Colin O’ Mahoney writes;

These are my top three picks for Irish comics in 2012. I have picked these to give those not blessed with ease of access to Ireland’s fair green hills and fine black porter a chance to make up for this by reading our comics. As such, I have only considered work available online, or that is downloadable. So if you like the sound of it you can get it instantly, and without having to worry about shipping costs all the way from Ireland to UK, US, Ukraine, or wherever it is that you are while reading this.

And you should download them. It is excellent, professional stuff, all deserving of a wider audience. Ireland is already punching above its weight regarding creators working abroad in comics –Garth Ennis, Declan Shalvey, Will Sliney and Stephen Mooney, to name a few of this year’s highlights. And if you want a glimpse of the future, look below to see some talent bound for great things.

So in no particular order…

Stray Lines

For those who like their comix spelt with an ‘x’, this is the definitive Irish collection. It is an anthology of five of the best talents currently cartooning in Ireland. There is no theme between stories, so every creator is free to work to their own unique rhythm. And the results are indeed unique, and stunning. From surreal to social, from observational to historical, each of the five stories is brilliant and the craft on display here is not one thinly-pencilled line short of professional. It features the work of Philip Barrett, Barry Hughes, Gus Hughes, Chris Judge & Andrew Judge, and Paddy Lynch.

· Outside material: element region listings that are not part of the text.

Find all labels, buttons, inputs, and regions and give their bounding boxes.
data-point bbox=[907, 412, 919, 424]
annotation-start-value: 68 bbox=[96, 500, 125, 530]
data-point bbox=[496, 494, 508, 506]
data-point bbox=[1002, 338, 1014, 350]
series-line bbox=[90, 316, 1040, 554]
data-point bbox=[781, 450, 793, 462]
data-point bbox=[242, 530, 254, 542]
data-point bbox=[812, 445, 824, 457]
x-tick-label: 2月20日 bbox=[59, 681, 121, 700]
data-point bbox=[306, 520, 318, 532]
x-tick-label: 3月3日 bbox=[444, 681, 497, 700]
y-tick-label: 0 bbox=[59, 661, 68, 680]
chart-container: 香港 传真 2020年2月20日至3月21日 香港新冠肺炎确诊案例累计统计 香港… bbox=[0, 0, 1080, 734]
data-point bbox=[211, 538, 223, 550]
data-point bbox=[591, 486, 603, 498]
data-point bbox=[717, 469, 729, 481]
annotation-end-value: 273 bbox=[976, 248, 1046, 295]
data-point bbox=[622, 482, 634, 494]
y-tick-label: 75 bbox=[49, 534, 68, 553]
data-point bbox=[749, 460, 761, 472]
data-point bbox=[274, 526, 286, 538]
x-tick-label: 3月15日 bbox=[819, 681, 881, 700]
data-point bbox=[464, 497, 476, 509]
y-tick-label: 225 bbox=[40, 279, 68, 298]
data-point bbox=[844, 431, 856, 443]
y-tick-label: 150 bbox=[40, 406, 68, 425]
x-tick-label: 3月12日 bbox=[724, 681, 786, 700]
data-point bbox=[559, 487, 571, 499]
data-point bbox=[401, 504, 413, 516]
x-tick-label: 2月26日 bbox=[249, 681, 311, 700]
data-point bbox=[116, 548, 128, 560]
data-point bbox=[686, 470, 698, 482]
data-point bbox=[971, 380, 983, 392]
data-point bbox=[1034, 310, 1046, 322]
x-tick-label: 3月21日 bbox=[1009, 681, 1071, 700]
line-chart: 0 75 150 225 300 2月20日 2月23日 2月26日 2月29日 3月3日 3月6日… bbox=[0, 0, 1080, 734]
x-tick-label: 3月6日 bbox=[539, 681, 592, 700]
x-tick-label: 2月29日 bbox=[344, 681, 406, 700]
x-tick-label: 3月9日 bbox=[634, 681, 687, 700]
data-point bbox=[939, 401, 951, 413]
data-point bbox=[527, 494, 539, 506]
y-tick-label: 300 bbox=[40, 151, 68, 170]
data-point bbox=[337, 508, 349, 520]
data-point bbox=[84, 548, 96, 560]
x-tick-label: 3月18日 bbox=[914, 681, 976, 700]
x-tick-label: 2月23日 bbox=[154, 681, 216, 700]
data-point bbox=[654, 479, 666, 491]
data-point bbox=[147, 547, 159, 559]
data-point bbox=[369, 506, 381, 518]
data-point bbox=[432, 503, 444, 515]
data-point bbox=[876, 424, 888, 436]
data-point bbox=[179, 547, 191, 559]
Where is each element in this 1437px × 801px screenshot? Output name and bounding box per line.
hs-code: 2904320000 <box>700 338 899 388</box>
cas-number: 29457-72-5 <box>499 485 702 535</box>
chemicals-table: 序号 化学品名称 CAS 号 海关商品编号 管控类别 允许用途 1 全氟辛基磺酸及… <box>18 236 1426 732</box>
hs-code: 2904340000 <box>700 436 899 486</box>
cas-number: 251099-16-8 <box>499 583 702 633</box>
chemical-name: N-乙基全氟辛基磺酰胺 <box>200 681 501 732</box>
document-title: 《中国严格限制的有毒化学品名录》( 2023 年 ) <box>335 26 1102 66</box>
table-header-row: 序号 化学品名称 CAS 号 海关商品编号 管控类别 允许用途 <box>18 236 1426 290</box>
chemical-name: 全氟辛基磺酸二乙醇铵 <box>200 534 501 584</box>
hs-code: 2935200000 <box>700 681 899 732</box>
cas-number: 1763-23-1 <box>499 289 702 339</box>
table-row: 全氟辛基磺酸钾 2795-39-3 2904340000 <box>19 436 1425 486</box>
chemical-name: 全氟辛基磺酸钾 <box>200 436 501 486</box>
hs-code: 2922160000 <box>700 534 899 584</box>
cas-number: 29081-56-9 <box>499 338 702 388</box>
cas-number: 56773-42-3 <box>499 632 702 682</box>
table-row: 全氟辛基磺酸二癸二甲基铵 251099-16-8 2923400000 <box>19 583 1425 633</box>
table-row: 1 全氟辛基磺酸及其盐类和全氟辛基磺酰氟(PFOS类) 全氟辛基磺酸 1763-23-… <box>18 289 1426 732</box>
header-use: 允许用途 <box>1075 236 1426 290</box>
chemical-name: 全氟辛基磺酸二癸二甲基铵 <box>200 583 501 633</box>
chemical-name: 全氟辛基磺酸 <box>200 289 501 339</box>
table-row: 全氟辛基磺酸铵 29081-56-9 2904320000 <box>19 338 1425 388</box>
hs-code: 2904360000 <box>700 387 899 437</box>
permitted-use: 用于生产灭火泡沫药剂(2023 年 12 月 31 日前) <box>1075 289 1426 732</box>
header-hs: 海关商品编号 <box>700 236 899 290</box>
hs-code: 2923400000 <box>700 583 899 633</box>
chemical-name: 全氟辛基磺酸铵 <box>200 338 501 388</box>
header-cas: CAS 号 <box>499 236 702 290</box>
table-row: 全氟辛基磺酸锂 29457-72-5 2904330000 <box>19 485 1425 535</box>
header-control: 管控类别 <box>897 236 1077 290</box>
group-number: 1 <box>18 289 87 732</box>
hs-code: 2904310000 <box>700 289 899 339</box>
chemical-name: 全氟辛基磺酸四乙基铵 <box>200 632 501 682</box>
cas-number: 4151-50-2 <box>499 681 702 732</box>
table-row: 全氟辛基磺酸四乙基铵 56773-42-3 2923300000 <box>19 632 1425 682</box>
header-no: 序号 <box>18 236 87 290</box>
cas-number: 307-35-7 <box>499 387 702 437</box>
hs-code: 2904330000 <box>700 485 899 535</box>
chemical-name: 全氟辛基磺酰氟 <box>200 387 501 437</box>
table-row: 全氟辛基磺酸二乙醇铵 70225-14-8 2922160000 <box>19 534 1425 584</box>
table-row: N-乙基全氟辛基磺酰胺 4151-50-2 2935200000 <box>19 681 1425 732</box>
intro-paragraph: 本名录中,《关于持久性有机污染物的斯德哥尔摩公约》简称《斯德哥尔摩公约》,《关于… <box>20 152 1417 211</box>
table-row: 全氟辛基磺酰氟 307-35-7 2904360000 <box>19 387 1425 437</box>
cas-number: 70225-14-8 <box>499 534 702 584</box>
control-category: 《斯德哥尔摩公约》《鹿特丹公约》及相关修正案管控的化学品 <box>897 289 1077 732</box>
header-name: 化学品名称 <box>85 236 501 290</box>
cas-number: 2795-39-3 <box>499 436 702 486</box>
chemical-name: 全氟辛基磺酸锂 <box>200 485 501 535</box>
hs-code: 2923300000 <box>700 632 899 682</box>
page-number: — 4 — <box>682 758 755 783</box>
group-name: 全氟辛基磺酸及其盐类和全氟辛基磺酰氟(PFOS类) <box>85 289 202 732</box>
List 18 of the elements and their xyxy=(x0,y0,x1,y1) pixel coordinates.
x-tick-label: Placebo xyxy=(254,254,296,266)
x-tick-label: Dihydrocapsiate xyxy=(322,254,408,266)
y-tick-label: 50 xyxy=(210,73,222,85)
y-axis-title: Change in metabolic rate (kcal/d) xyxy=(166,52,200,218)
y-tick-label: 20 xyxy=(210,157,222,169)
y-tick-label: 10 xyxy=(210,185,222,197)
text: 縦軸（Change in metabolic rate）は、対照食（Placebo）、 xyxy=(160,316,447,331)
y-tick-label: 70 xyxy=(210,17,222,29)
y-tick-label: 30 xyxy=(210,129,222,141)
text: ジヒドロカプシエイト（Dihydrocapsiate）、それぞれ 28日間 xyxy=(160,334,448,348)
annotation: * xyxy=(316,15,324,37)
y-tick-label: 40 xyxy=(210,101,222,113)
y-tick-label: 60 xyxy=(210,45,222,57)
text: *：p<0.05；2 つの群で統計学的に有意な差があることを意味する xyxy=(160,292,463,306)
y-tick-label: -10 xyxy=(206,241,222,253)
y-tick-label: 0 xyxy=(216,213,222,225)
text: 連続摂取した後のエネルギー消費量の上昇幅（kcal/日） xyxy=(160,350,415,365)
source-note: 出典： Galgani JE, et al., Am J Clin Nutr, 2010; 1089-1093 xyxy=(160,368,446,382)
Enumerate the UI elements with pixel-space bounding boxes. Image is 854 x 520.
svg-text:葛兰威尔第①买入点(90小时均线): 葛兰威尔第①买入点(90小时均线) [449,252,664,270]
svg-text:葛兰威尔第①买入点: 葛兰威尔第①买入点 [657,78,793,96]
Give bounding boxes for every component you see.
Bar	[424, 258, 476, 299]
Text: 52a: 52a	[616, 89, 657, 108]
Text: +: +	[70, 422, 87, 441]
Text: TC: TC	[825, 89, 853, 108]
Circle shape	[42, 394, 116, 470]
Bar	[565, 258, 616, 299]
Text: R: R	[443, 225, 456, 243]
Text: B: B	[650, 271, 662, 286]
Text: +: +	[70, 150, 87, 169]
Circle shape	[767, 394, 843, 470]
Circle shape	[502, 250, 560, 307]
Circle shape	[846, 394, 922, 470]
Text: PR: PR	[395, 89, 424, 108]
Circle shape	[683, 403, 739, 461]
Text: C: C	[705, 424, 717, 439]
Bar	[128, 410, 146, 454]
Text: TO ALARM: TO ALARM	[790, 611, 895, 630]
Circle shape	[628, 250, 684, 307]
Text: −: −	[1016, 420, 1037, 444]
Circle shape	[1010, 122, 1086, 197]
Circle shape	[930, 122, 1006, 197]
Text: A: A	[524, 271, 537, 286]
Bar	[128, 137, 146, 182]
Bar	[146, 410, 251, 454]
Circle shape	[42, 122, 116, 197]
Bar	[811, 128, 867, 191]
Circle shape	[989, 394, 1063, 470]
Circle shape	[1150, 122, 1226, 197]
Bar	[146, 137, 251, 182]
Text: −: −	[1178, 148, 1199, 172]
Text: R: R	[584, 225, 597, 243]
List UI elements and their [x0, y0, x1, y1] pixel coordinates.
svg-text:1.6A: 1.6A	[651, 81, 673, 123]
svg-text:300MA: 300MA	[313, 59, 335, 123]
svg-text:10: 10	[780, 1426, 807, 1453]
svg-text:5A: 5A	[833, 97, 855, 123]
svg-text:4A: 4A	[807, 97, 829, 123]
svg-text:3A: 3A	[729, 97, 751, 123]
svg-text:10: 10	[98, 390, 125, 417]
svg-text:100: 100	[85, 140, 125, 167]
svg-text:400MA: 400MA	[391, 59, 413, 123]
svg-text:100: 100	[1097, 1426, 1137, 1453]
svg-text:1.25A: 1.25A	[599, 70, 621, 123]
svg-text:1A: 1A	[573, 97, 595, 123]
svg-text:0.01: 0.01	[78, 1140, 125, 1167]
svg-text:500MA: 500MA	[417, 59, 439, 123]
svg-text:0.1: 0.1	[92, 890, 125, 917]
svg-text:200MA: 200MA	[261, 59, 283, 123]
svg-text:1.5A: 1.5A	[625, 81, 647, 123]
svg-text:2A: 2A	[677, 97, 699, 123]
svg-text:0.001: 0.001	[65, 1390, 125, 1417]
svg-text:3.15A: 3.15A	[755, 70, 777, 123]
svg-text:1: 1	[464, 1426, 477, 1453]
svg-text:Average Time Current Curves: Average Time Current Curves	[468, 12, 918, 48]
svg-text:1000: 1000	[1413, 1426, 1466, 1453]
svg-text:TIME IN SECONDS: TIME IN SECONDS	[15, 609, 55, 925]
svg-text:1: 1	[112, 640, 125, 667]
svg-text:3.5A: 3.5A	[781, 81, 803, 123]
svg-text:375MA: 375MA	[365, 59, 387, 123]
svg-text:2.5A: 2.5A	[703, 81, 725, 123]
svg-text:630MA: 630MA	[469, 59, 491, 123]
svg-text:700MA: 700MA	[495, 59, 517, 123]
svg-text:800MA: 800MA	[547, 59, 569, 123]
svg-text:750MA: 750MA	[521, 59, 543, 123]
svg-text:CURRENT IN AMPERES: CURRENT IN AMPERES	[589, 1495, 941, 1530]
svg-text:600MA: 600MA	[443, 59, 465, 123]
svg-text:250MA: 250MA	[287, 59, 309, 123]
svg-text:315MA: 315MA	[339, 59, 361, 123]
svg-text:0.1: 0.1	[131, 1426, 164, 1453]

While I recommend the gorgeous physical edition for €8, you can download a PDF for just €2. Half the price of a pint of stout, twice as good, and just as Irish.

Holy Numbers Vol. 1.

Tommie Kelly’s Holy Numbers is a digital-only comic, and one that has the good grace to be formatted for digital consumption, consisting of landscape pages that fit nicely on a monitor or tablet. It’s a thoroughly modern Irish-based supernatural thriller, thick with mystery, majick and murder. The ‘Holy Numbers’ of the title is a cult that springs up in the wake of ‘revelations’ received by a man who, post-epiphany, takes on the moniker of Ravensdale. The story picks up after his murder, and centring around this church, asks plenty of questions of organised religion, and faith versus free will. All this is touched on with an expert hand though, and the story is never obscured for the want of heavy-handed dialogue or tired anti-religious preaching.

Kelly’s art is fluid and effective, moody when needs be and always enjoyable. Holy Numbers is an intelligent, mature story with layers to spare. Volume one features the first four issues, an additional chapter, and some ‘behind the scenes’ material. It’s a pay-as-you please download, so it’s as good value as you want it to be. Do yourself a favour and put this on your screen for Christmas.

Zombies Hi #7

Yes, it’s another zombie story to add to the near-apocalyptic wave attacking you on all media fronts. But don’t let that put you off. What Zombies Hi offers is a great story that is both relevant and entertaining. Like the best horror or science-fiction, Zombies Hi uses its extraordinary set-up as background to look at more ordinary issues. Because of course, while the zombie apocalypse is literally hammering down the doors of the walled city of Derry, there are those who see it as an opportunity to further their own bloody, undying causes. It’s a sad reflection of the darker side of Ireland that a book where sectarian terrorism survives the apocalypse rings so true. But Ireland’s troubles are far from buried, and Zombies Hi is an inspired look at this through the lens of a zombie horror story.

Though the book does somewhat lack the polish of the other two titles in this list, moments of poor execution in the story-telling do not stop this from being one of the most important and engaging books being produced in Ireland today.

 The main story is backed up with two comics, and two text stories. While the text stories are of varying quality, the two additional comics are excellent and serve to flesh out the universe of the book. And for those still dubious about another zombie book; let us never forget that the current zombie-wave did help wash away all those bloody vampires.
You can get earlier issues from their webstore, but a recap page in issue 7 gets you up-to-date straight away, and it will only cost you £1.50 (Queen’s money)

For further reading, see Dave O’ Leary’s excellent and exhaustive list of all Irish comics released in 2012 here. It’s also worth mentioning Helix #1, which holds the popular vote for Irish Comic of the Year 2012; you can download it here for just €1.99:

(Apart from Zombie Hi, all prices quoted are in Euro, which is like a Pound, just worth a lot less.)